Soñar No Cuesta Nada

Cuando dormimos soñamos miles de cosas. Nos inventamos muchas historias que nos hacen vivir aventuras increíbles y otras de terror. Cuando estas son bonitas no queremos despertar nunca, sino quedarnos allí; pero cuando no son agradables queremos que ese sueño termine y cuando despertamos decimos: “Que bueno que solo fue un sueño”.

El sueño no es algo que nosotros planeamos, sino que lo vivimos cuando dormimos; pero también cuando estamos despiertos soñamos. Este tipo de sueño sí lo planificamos porque nos inspiramos en otras personas o vemos cosas maravillosas que nos llaman la atención.

Cuando somos niños soñamos con tener el mejor juguete, o ser profesionales cuando seamos grandes–por ejemplo un abogado, policía, doctor etc. Hay personas que cuando crecen lo cumplen con la ayuda de Dios y otras cambian su forma de pensar, pero eso depende de cada persona, sus sueños y la relación que tienen con Dios, así como José el Soñador.

En camp puedo ver un niño que tiene muchos sueños y se esfuerza por mejorar su comportamiento, ser aceptado por la sociedad y agradarle cada día más a Dios. Es un niño que no tiene a sus padres pero que me inspira mucho. Su nombre es Elmer David Pérez.

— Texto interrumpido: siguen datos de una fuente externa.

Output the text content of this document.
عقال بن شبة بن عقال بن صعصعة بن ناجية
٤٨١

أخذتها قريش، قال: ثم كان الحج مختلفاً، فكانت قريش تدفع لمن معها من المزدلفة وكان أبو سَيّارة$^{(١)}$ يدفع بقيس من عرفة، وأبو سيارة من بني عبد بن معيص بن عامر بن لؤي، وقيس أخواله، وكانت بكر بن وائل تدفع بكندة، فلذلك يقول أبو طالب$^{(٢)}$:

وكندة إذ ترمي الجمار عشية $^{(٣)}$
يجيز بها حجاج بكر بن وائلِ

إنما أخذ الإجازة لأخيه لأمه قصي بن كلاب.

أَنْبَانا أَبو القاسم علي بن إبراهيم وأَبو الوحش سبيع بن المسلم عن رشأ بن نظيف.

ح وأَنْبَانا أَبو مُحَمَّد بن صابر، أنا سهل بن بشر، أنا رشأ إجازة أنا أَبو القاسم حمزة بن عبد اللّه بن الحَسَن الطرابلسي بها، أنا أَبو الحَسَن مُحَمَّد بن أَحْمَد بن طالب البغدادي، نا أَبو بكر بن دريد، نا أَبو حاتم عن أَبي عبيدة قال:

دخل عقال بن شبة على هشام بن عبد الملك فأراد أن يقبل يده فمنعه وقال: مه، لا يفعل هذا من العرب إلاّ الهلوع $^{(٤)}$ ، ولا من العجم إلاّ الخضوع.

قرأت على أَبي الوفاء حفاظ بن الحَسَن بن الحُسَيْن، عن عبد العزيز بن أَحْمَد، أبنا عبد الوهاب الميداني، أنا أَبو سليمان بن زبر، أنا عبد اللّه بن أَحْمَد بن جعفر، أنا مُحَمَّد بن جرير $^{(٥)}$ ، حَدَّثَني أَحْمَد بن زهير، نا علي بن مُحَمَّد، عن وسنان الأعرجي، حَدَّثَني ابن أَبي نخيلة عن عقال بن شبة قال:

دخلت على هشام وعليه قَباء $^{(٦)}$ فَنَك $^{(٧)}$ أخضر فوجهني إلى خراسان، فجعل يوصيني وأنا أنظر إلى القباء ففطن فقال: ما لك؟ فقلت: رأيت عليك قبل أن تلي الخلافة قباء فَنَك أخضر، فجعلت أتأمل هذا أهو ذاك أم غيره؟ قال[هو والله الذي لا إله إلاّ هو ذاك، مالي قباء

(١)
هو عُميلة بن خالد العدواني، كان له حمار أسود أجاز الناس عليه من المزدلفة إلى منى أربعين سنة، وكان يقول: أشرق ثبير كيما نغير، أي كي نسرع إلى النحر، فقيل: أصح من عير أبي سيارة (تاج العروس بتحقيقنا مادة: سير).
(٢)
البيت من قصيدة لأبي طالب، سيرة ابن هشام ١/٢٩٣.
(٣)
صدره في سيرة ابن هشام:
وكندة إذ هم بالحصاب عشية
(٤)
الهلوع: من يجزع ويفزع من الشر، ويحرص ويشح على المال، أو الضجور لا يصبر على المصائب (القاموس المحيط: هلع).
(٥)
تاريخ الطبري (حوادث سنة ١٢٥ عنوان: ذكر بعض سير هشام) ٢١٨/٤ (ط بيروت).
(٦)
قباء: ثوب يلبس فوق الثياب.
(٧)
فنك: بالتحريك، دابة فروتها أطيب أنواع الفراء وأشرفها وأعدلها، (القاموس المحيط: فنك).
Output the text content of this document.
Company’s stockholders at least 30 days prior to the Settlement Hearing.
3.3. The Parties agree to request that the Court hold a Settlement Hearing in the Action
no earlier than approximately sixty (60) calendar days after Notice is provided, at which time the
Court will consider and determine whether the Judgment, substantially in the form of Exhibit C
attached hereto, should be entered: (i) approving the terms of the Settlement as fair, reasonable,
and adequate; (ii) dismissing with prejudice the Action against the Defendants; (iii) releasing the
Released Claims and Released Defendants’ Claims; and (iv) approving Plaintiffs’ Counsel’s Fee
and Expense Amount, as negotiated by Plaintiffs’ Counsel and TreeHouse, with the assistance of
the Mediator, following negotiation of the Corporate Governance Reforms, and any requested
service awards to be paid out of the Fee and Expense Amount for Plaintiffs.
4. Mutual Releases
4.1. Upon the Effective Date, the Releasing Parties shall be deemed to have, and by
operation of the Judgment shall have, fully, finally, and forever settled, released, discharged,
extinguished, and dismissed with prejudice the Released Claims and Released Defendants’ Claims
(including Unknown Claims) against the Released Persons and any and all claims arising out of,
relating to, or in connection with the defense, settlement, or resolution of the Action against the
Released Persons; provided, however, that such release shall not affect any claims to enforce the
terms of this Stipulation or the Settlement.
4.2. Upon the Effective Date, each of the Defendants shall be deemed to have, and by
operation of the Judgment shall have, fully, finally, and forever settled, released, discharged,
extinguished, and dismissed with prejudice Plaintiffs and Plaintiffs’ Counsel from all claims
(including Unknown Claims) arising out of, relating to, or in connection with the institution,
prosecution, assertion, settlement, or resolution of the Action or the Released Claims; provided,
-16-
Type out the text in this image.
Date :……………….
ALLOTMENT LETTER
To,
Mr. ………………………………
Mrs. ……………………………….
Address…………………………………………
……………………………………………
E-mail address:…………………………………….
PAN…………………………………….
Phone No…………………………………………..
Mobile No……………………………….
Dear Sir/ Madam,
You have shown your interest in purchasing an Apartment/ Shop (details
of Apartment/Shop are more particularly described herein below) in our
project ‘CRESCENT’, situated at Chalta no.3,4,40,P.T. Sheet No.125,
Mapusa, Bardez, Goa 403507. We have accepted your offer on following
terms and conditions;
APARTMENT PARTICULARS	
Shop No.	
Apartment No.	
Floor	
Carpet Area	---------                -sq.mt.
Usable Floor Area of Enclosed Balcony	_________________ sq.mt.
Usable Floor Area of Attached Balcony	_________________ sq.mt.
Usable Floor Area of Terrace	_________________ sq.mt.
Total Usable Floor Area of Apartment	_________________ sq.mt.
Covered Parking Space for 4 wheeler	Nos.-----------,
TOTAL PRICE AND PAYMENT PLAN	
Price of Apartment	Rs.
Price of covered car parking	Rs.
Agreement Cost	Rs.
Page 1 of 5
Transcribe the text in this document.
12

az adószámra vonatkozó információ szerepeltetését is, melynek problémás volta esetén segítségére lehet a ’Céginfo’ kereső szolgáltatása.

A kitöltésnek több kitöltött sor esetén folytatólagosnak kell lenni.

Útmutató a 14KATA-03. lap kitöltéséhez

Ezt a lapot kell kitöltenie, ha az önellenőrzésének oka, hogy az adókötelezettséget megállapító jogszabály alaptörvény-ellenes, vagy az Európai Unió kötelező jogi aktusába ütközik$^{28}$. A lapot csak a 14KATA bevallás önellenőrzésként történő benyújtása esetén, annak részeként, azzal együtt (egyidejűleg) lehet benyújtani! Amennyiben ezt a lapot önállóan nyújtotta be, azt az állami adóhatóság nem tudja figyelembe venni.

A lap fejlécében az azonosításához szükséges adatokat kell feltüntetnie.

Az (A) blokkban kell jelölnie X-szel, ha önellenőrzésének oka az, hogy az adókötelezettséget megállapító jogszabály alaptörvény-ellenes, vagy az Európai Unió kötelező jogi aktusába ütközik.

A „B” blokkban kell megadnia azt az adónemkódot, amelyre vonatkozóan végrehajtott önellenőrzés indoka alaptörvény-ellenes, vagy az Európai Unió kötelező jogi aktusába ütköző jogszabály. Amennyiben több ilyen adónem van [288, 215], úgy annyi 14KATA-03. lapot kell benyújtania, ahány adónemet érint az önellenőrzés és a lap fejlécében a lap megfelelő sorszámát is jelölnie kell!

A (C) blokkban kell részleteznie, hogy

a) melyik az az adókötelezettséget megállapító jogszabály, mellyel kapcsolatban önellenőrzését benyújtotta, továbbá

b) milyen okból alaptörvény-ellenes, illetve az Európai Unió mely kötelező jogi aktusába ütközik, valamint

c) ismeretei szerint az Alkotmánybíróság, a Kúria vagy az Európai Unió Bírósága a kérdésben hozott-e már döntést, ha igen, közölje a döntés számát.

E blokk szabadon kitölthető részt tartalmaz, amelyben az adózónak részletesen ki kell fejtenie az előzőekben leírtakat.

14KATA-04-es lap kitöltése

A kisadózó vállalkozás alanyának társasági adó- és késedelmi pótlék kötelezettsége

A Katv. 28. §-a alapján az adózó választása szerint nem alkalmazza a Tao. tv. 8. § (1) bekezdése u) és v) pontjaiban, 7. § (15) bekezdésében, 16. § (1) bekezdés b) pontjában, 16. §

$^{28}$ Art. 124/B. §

Cuando el comenzó en camp le faltaba mucho el respeto a sus compañeros, era agresivo, ignoraba nuestros abrazos, nos desobedecía y no conocía las letras del abecedario. Al inicio fue un gran reto, pero ya tenemos tres meses de trabajar con él y hemos visto un niño transformado. Cuando comete una falta pide perdón, y hoy no se va de camp sin un abrazo de cada líder. Hace su tarea y le miramos una sonrisa en su rostro cuando lo afirmamos. Ha sido un reto pero ha valido la pena. Estoy muy orgullosa de él. Con este niño, lo que hace tres meses fue solo un sueño, se ha convertido en realidad.